In August 1932, three university students known to St. Josemaría who had taken part in a monarchist military coup against the Republic were locked up in the prison model. They were Adolfo Gómez Gómez, Adolfo Gómez, Adolfo Gómez, Adolfo Gómez, Adolfo Gómez and Adolfo Gómez. They were Adolfo Gómez Ruiz, José Antonio Palacios López and José Manuel Doménech de Ibarra, who had accompanied the Founder on visits to the sick who had been evicted from the General Hospital.
In spite of the fact that in that environment the figure of a priest was not always well received, St. Josemaría went to the prison to attend to them spiritually; and even in that statushe continued to ask them to make an effort to live together, to understand and to excuse everyone. As usual, he never made any judgments of a temporal, partisan or political nature. He knew that his mission statementas a priest was to keep his arms open to all to bring them closer to God.
Several anarchists were in prison with these three students, and St. Josemaría asked them to treat the men with respect and understanding. They told him that they sometimes played football with them in the prison yard, of course on opposing teams. On hearing this, St Josemaría spoke to them of another logic: that of charity; and he advised them to play together, which they did, in order to foster respect, forgiveness and mutual understanding, something they surprisingly achieved.
José Antonio Palacios recounted:
"We organised football matches mixed with each other. I remember that I played goalkeeper and my defenders were two anarcho-syndicalists. I never played football with more elegance and less violence" (VÁZQUEZ DE PRADA, A., El Fundador del Opus Dei. Life of Josemaría Escrivá de Balaguer, Vol. I: Lord, let him see, Rialp, Madrid 1997, p. 484).
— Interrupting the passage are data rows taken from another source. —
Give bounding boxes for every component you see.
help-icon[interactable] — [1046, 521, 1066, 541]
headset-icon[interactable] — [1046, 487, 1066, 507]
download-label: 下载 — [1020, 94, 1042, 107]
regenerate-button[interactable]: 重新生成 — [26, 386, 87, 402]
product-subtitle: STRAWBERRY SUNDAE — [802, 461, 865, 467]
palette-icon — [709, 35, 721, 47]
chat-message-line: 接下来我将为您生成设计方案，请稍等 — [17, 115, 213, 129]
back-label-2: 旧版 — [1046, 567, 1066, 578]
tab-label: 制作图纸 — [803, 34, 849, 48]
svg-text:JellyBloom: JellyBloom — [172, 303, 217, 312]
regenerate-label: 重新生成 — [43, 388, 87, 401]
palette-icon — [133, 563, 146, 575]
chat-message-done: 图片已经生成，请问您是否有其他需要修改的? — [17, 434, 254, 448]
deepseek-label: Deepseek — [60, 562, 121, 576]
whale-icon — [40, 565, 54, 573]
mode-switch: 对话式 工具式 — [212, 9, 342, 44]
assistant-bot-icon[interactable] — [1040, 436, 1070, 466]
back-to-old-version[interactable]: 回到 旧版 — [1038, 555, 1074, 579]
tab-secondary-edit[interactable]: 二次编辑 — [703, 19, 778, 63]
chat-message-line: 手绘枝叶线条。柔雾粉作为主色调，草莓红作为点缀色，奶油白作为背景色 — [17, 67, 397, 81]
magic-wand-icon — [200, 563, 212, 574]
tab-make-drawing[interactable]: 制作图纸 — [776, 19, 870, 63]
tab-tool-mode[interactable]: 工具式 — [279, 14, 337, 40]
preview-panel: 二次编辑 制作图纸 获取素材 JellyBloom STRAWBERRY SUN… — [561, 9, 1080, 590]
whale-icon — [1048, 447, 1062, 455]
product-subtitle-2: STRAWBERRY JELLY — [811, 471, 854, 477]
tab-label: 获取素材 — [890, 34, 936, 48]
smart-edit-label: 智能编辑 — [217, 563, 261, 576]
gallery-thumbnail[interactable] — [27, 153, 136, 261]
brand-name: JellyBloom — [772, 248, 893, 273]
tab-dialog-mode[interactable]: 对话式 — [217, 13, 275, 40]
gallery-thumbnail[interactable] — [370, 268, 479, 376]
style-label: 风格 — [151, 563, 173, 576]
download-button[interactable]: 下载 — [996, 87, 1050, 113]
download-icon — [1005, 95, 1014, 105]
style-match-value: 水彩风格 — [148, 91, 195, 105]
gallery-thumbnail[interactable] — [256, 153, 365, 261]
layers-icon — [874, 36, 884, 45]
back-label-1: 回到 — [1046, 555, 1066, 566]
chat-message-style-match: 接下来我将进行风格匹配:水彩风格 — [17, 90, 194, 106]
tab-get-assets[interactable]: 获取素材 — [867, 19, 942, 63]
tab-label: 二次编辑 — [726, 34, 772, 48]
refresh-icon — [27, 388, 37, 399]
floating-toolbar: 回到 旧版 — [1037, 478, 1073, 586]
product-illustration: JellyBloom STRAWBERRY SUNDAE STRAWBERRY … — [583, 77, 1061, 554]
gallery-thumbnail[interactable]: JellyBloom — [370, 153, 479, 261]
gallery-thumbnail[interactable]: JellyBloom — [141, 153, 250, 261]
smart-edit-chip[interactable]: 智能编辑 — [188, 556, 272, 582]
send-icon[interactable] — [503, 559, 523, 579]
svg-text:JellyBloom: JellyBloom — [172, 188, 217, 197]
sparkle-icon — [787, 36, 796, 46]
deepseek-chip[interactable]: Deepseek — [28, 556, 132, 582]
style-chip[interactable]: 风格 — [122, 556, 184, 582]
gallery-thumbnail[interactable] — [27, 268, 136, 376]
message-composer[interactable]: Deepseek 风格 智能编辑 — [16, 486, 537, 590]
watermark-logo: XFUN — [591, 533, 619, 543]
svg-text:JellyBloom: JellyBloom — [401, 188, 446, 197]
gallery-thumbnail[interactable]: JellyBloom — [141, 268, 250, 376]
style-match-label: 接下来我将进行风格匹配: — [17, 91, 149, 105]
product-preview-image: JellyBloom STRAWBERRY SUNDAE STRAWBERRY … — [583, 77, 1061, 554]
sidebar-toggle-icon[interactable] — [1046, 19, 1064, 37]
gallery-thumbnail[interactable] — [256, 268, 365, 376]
Josemaría Escrivá faithfully followed Pius XI, who in his encyclical Dilectissima nobis (3-VI-1933) had said of Spanish Catholics: "with the Episcopate was of agreementnot only the clergy both secular and regular, but also the secular Catholics, that is, the great majority of the Spanish people; who, notwithstanding personal opinions, notwithstanding the provocations and vexations of the enemies of the Church, have been far from acts of violence and retaliation, remaining in calm subjection to the constituted power, without giving rise to disorder, much less to civil wars."
There is not a single document in the magisterium of the Popes which justifies insurrection against a legally constituted government.
source: www.opusdei.es
The insurrection of 18 July 1936 took him by surprise. During those days he was preparing the beginnings of the apostolic workin Valencia and Paris; and he was in the middle of setting up a new headquarters for the students' residency program, which was being moved during those days from issue50 to issue16, Calle de Ferraz.
At that time residency programHe was surprised by the rebellion and the subsequent assault on the Cuartel de la Montaña, the focal point of the uprising in Madrid, which was very close by. This forced him to stay there for two days. On 20 July he was finally able to take refuge at his mother's house.
Then, in the face of the declared religious persecution, he began a period of clandestinity that lasted until the end of 1937, when he was able to cross the Pyrenees on foot to the part of Spain where he could freely exercise his priestly ministry.